HHS violating NFIB’s Medicaid remedy

  1. In its ruling in NFIB v. Sebelius,the Supreme Court held that if the federal government threatens to withdraw all Medicaid funds when states fail to implement the PPACA’s Medicaid expansion, that would be coercion. Is that correct?
  2. The Court ruled, quote, “In light of the Court’s holding, the Secretary cannot…withdraw existing Medicaid funds for failure to comply with the requirements set out in the expansion.” Is that correct?
  3. On July 10, 2012, just two weeks after the Court’s ruling rendering optional, quote, “the Medicaid expansion,” you wrote governors that states have the freedom to decline only the provisions regarding newly eligible adults. Is that correct?
  4. It is therefore your department’s position that if states fail to implement other Medicaid provisions in the PPACA—such as when HHS determined that Maine ran afoul of maintenance-of-effort—then the Secretary retains the authority to withdraw all federal Medicaid grants to the state. Is that correct?
  5. When discussing the Medicaid expansion, the Court also wrote, quote, “The Affordable Care Act expands the scope of the Medicaid program and increases the number of individuals the States must cover. For example, the Act requires state programs to provide Medicaid coverage to adults with incomes up to 133 percent of the federal poverty level” (emphasis added). Is that correct?
  6. The Court also wrote, quote, “Under the Affordable Care Act, Medicaid is transformed into a program to meet the health care needs of the entire nonelderly population with income below 133 percent of the poverty level” (emphasis added). Is that correct?
  7. These passages show that the Court did not limit its remedy to newly eligible adults, the way your department claims. Newly eligible adults are an “example” of how “the expansion” would cover “the entire nonelderly population” below 138 percent of poverty. Your department is thus arbitrarily limiting—and thereby violating—the Supreme Court’s ruling by continuing to coerce states into implementing mandatory Medicaid coverage for children below 138 percent of poverty, maintenance-of-effort, the new MAGI income standard, eligibility determinations for Exchanges, and so forth. HHS’s policy directly conflicts with these passages from NFIB, which show that Court rendered optional more than just the coverage for newly eligible adults. Isn’t that correct?
  8. You claim the Court applied its remedy only to the enhanced match for newly eligible adults. Yet the Court cites that new funding stream only to show the expansion seeks to “transfor[m]” Medicaid from “a program to care for the neediest among us” into “an element of a comprehensive national plan to provide universal health insurance coverage.” At no point does the Court use the enhanced match to define the parameters of “the Medicaid expansion” or otherwise limit the scope of its remedy. Isn’t that correct?
  9. Can you please point to the specific passages in NFIB where the justices limit either “the expansion” or their remedy to provisions tied to the enhanced match?

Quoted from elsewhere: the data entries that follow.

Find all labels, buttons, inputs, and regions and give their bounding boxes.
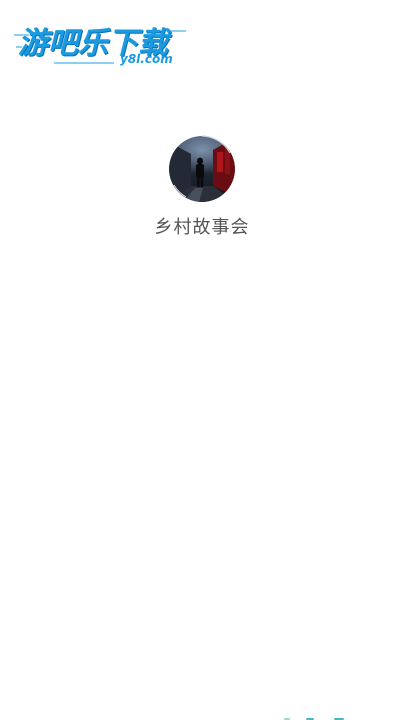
watermark-logo: 游吧乐下载 y8l.com — [14, 14, 194, 70]
watermark-domain-text: y8l.com — [120, 52, 173, 66]
app-name-label: 乡村故事会 — [154, 217, 250, 238]
avatar-ring — [173, 135, 231, 198]
app-profile: 乡村故事会 — [0, 135, 404, 239]
watermark-streak — [54, 62, 114, 64]
avatar-container — [169, 135, 235, 202]
bottom-corner-marks — [284, 716, 364, 720]
splash-screen: 游吧乐下载 y8l.com 乡村故事会 — [0, 0, 404, 720]
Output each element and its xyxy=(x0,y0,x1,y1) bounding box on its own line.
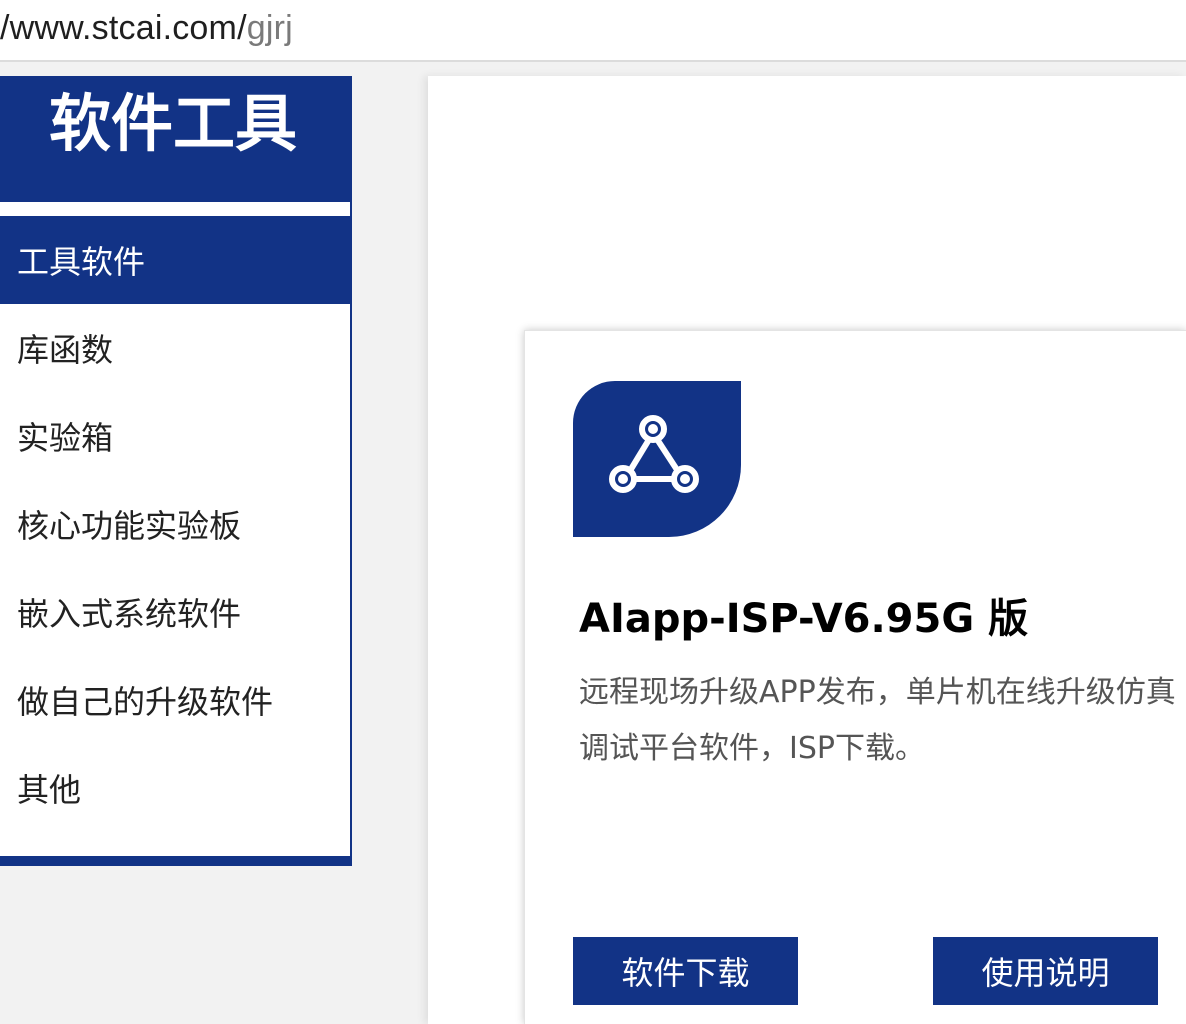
sidebar-item-custom-upgrade[interactable]: 做自己的升级软件 xyxy=(0,656,350,744)
sidebar-item-tool-software[interactable]: 工具软件 xyxy=(0,216,350,304)
sidebar-divider xyxy=(0,202,350,216)
sidebar-header: 软件工具 xyxy=(0,76,352,202)
sidebar-item-label: 核心功能实验板 xyxy=(17,507,242,545)
sidebar-item-lab-box[interactable]: 实验箱 xyxy=(0,392,350,480)
sidebar-item-label: 做自己的升级软件 xyxy=(17,683,274,721)
url-text[interactable]: /www.stcai.com/gjrj xyxy=(0,6,293,50)
share-nodes-icon xyxy=(609,415,699,493)
sidebar-item-library[interactable]: 库函数 xyxy=(0,304,350,392)
software-download-button[interactable]: 软件下载 xyxy=(573,937,798,1005)
sidebar-nav: 工具软件 库函数 实验箱 核心功能实验板 嵌入式系统软件 做自己的升级软件 其他 xyxy=(0,216,350,832)
sidebar-item-other[interactable]: 其他 xyxy=(0,744,350,832)
sidebar-item-label: 实验箱 xyxy=(17,419,114,457)
sidebar-footer-bar xyxy=(0,856,352,866)
sidebar-item-label: 嵌入式系统软件 xyxy=(17,595,242,633)
product-title: AIapp-ISP-V6.95G 版 xyxy=(579,596,1029,642)
user-manual-button[interactable]: 使用说明 xyxy=(933,937,1158,1005)
url-path: gjrj xyxy=(246,9,293,47)
app-icon xyxy=(573,381,741,537)
sidebar-item-core-board[interactable]: 核心功能实验板 xyxy=(0,480,350,568)
url-host: /www.stcai.com/ xyxy=(0,9,247,47)
sidebar-item-embedded-software[interactable]: 嵌入式系统软件 xyxy=(0,568,350,656)
sidebar-item-label: 库函数 xyxy=(17,331,114,369)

The president’s proposal to rescind Medicaid DSH cuts

  1. The president has proposed eliminating the ACA’s cuts to Medicaid DSH payments in 2014. This is just an admission that the ACA will not reduce uncompensated care or reduce the deficit, isn’t that correct?

Legitimacy

  1. For almost four solid years, dating back before its enactment, public opinion polls have shown the Affordable Care Act is unpopular with the American people. It was passed on a purely partisan basis. You have said you did not expect the political opposition this law has received. You have said this law is extremely difficult to implement. Sen. Max Baucus (D‑MT), the primary author of this law, says he expects a “huge train wreck” when you try to implement it later this year. Sen. Jay Rockefeller has said the the Affordable Care Act is “the most complex piece of legislation ever passed by the United States Congress” and “just beyond comprehension.” All of which suggests that a lot of the law’s supporters didn’t even know what they were enacting. Would you say the Affordable Care Act lacks legitimacy?